Le M23, qui n’a jamais officiellement reconnu ses liens avec Kigali, n’avait pas réagi à ces annonces au moment de la rédaction de cet article.
Des réactions contrastées
L’annonce du dialogue national a suscité des réactions contrastées au sein de la classe politique congolaise.
L’ancien président de l’Assemblée nationale, Vital Kamerhe, a salué l’initiative du chef de l’État.
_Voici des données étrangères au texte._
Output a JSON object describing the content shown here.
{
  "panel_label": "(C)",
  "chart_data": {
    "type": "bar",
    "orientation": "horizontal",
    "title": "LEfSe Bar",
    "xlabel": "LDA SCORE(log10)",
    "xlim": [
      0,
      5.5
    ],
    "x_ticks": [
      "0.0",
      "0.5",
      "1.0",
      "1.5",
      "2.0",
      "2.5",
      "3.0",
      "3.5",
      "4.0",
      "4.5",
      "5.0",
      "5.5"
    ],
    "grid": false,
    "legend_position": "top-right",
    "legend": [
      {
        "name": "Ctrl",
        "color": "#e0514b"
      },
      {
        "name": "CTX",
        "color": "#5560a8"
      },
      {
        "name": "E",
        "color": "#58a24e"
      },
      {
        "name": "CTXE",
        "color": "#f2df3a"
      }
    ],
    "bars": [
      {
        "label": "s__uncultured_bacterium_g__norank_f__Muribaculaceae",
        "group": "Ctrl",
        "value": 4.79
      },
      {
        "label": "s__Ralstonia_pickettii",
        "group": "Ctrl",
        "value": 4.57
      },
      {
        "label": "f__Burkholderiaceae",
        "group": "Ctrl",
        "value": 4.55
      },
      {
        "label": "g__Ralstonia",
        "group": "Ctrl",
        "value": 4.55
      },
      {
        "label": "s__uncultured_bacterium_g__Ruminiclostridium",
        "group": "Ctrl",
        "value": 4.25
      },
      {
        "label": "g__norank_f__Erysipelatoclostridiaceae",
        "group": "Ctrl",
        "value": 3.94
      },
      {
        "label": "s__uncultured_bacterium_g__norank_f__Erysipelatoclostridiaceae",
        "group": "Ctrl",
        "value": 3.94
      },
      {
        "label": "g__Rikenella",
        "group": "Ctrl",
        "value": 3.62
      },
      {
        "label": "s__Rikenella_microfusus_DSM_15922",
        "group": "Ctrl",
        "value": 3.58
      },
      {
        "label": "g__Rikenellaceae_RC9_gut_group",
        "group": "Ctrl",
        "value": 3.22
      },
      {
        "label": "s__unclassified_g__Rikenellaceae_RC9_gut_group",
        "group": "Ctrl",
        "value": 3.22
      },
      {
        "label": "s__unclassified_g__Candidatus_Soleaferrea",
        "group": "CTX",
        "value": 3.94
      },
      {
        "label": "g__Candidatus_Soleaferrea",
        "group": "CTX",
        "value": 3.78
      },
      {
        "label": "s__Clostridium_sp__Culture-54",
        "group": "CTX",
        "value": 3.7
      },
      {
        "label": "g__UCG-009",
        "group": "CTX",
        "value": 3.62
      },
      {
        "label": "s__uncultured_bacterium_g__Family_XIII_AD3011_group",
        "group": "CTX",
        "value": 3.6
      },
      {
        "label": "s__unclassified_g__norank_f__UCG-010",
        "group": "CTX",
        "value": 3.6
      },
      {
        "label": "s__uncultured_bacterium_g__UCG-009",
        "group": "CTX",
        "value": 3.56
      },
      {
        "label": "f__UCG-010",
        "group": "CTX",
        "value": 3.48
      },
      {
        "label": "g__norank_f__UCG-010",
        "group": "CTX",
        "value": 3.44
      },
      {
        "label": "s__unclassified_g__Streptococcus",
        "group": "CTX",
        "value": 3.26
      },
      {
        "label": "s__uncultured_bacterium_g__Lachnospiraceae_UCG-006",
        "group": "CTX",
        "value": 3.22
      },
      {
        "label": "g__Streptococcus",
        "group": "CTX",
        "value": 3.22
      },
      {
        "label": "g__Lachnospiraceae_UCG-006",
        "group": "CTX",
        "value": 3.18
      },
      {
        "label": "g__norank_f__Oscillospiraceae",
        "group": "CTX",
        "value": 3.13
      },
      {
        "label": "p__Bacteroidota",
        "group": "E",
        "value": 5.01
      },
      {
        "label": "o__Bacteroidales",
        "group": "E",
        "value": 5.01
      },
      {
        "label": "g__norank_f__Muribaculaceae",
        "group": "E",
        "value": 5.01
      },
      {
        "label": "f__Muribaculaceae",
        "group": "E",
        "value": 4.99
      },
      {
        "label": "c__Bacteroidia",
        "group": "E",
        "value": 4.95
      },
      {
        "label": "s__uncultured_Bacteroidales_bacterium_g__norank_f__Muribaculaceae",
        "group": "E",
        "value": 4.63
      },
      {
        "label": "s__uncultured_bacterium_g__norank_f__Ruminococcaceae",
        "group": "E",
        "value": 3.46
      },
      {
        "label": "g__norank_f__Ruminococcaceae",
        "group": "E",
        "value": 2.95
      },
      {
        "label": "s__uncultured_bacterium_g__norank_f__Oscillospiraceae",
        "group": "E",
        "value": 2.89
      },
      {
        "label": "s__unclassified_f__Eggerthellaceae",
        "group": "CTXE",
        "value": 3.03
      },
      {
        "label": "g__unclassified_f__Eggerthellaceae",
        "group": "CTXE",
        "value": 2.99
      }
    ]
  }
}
Dans un message publié vendredi 28 août sur son compte X, il estime que cette démarche constitue une nouvelle approche pour s’attaquer aux causes profondes des crises que traverse la RDC.
Pour Vital Kamerhe, le dialogue sur la paix, la cohésion et la refondation de l’État marque une « rupture méthodologique inédite ». Il considère notamment que la démarche place la population congolaise au cœur du diagnostic, des discussions et de la recherche des solutions.
Du côté de l’opposition, le député Christian Mwando, proche de Moïse Katumbi, se montre beaucoup plus critique.

L’élu de Moba, dans la province du Tanganyika, estime que le format proposé par le chef de l’État « ne nous amène pas sur le bon chemin ». Il qualifie l’initiative de « vaste kermesse » et considère qu’elle ne permettra pas de mettre fin aux violences.
« Ce que propose le président Tshisekedi est une vaste kermesse qui ne va pas mettre un terme au conflit », a déclaré Christian Mwando.
Autre voix critique de l’opposition, Francine Muyumba estime qu’« on ne peut être à la fois partie, arbitre et maître des règles du jeu ».
Selon elle, les modalités du dialogue, notamment son format, son agenda, la liste des participants, les éventuelles exclusions et les préalables, ne devraient pas être fixées unilatéralement par le pouvoir.
Elle plaide pour un processus dont les règles seraient définies de manière consensuelle par l’ensemble des parties prenantes, avec l’appui d’une facilitation « neutre et crédible ».
Franck Diongo parle, pour sa part, d’un « dialogue de façade » et d’un « sauvetage politique pour le régime », dans lequel « le pouvoir est arbitre et juge ».
Le président du Mouvement lumumbiste progressiste réclame un véritable dialogue national, qu’il veut inclusif et crédible, et placé sous des garanties acceptées par les différentes parties.
Au-delà des divergences politiques, le processus annoncé par Félix Tshisekedi devra désormais franchir l’étape des consultations provinciales et préciser les modalités concrètes de participation des différentes composantes de la société congolaise.